After identifying a cause, a path of action must be outlined that is considerate of both a) the degrees of inputs the firm will be willing to make and b) the outcomes that are desired to result from then program. The degrees of inputs include financial contribution, as well as expertise, and access to consumers for marketing purposes, and will determine the possible outcomes.

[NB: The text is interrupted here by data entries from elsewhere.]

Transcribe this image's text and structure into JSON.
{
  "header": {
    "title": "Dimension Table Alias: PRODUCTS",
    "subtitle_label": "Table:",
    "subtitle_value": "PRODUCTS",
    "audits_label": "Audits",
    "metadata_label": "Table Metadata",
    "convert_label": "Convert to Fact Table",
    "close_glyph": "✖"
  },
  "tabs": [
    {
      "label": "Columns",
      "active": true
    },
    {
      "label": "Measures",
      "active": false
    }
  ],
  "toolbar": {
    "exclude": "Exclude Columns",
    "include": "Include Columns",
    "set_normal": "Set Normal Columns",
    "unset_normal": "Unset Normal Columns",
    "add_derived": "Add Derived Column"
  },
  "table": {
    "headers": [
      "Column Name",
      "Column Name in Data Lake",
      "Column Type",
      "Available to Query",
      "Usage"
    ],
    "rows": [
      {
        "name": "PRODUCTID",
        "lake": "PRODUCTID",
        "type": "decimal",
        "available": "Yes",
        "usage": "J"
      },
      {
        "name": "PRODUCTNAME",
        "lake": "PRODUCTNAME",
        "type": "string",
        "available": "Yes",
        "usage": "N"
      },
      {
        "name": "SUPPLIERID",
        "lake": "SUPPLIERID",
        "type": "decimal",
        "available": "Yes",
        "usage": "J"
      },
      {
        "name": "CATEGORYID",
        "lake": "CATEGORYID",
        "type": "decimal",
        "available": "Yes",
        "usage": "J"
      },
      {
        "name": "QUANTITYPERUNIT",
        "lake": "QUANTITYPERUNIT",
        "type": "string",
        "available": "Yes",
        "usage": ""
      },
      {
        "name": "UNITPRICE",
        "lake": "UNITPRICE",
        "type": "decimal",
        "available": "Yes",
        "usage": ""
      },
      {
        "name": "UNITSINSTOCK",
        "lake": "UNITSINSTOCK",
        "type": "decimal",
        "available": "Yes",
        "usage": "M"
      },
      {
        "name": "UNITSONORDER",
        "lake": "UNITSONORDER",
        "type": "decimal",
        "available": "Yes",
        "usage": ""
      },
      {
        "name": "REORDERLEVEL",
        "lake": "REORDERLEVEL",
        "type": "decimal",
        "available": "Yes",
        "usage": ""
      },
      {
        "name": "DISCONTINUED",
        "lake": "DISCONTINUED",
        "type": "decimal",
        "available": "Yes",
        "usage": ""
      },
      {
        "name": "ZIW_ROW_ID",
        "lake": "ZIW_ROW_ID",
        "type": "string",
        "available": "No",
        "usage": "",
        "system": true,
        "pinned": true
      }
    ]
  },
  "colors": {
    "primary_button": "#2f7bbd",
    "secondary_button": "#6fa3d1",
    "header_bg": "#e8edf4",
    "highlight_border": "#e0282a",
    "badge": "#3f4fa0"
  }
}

Outcomes in strategic philanthropy are matched to targets, and are best kept simple so that they can be effectively communicated, e.g. ‘this program educated x amount of farmers correct herbicide use’ or ‘this program delivered an education to 100 rural children’.  The power of these messages are much greater than telling an increasingly cynical market base that an amount of lac or crore have been signed over to a cause

Strategic philanthropy is CSR, where the company is empowered to create real impacts that are core to the nature of the business itself. Positive externalities result in goodwill in the marketplace, which in turn can be a driving factor behind positive business relationships, between the firm and the whole range of stakeholders, and the best way of developing goodwill is through strategic philanthropy.

For companies, ranging from small start-ups to large corporations, strategic philanthropy represents a great opportunity to exert personality in the immediate market through CSR, in a manner that speaks for itself. Effective strategic philanthropy, as it develops the stakeholders, builds social capital and can be integral to a business’ core enterprise as it grows and achieves sustainability within the market.